HighRelax: Physics-Based Refinement of Deep Learning Protein Predictions with Noncanonical Amino Acids

Noncanonical amino acids (NCAAs) have emerged as essential building blocks in protein engineering and peptide drug development owing to their advantages in enhancing metabolic stability, membrane permeability, and resistance to proteolytic degradation. Accurate construction of 3D protein structures containing NCAAs is crucial for elucidating their functions, understanding molecular interactions, and enabling rational design. However, integrating NCAAs into state-of-the-art protein structure prediction frameworks─such as AlphaFold3─often results in chirality violations, steric clashes, and local geometric distortions.
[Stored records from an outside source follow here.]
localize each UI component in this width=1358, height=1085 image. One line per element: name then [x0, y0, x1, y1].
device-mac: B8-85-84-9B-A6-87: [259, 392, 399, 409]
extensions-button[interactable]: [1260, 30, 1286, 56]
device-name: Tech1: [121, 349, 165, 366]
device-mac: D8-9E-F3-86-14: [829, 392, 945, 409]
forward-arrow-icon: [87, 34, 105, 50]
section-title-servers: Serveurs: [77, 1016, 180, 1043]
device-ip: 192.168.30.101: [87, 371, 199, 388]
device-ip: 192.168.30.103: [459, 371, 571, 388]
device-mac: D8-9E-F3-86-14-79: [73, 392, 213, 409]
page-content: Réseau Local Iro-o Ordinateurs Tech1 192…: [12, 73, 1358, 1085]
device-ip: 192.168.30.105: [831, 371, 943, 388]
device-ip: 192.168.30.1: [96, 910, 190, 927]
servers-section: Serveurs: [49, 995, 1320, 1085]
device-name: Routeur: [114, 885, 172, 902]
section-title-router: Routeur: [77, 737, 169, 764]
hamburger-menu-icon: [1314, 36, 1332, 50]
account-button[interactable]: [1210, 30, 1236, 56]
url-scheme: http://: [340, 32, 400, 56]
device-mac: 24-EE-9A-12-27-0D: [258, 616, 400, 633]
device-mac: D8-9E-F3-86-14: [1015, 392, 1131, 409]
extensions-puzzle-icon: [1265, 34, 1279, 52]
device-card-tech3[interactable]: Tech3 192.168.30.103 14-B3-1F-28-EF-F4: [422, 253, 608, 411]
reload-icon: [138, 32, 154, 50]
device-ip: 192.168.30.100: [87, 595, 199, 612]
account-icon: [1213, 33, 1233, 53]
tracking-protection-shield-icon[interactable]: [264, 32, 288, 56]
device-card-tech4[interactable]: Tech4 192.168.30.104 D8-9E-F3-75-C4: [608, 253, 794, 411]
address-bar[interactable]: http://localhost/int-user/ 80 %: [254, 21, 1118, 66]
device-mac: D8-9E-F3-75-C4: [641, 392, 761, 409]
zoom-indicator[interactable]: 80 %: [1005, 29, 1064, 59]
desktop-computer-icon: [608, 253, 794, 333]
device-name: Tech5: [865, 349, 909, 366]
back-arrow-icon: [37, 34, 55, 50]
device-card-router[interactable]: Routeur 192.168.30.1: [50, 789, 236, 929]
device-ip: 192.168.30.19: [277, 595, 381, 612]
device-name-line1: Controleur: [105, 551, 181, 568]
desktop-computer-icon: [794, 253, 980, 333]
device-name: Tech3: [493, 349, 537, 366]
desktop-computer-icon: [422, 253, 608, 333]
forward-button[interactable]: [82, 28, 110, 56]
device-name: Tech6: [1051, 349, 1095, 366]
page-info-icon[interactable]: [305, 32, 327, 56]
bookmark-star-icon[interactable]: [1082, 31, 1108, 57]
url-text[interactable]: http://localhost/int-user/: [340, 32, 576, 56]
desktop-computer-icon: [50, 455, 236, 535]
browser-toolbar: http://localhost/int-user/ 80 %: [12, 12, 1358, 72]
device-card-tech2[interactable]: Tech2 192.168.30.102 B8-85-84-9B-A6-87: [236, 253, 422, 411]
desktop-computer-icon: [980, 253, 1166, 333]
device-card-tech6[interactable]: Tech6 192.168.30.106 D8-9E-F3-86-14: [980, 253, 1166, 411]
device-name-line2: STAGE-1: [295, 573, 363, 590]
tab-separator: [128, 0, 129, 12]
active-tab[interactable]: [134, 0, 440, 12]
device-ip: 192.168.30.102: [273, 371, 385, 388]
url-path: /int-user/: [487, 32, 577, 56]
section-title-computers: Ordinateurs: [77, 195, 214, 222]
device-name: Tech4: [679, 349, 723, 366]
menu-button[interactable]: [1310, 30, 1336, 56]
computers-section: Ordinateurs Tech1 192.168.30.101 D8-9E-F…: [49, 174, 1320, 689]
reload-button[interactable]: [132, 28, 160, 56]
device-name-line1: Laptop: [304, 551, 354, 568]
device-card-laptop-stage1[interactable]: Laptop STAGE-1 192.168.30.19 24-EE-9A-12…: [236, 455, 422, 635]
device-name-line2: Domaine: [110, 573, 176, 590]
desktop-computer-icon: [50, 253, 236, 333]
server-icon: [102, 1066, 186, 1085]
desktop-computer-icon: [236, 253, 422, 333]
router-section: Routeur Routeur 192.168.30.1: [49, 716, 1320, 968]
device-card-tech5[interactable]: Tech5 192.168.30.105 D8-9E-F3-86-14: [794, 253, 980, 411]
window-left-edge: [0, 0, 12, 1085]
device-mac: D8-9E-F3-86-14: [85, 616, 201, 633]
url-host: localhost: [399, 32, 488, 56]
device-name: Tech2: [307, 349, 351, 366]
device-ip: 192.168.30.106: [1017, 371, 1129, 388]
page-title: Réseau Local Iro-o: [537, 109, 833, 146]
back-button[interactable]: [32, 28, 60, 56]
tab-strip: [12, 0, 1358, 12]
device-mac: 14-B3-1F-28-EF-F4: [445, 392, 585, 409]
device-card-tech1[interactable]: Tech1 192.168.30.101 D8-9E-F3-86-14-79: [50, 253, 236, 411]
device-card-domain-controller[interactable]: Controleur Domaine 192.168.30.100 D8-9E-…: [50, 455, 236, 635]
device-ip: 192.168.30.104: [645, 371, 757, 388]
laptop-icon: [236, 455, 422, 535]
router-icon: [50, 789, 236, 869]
These issues likely reflect limited parametrization of nonstandard residues within current models. To address these challenges, we expanded the AMBER force field covering 139 NCAAs, and we developed an enhanced Amber-relax protocol named HighRelax. Unlike conventional workflows that are restricted to linear peptides composed of canonical amino acids, HighRelax is compatible with complex systems containing NCAAs and cyclic peptides and can be seamlessly integrated with structures generated by state-of-the-art models such as AlphaFold3. Our results demonstrate that HighRelax effectively reduces steric clashes, restores residue chirality, and improves overall structural quality. This method provides a general postprocessing strategy for refining NCAA-containing structures, facilitating their applications in molecular simulation, peptide drug design, and protein engineering.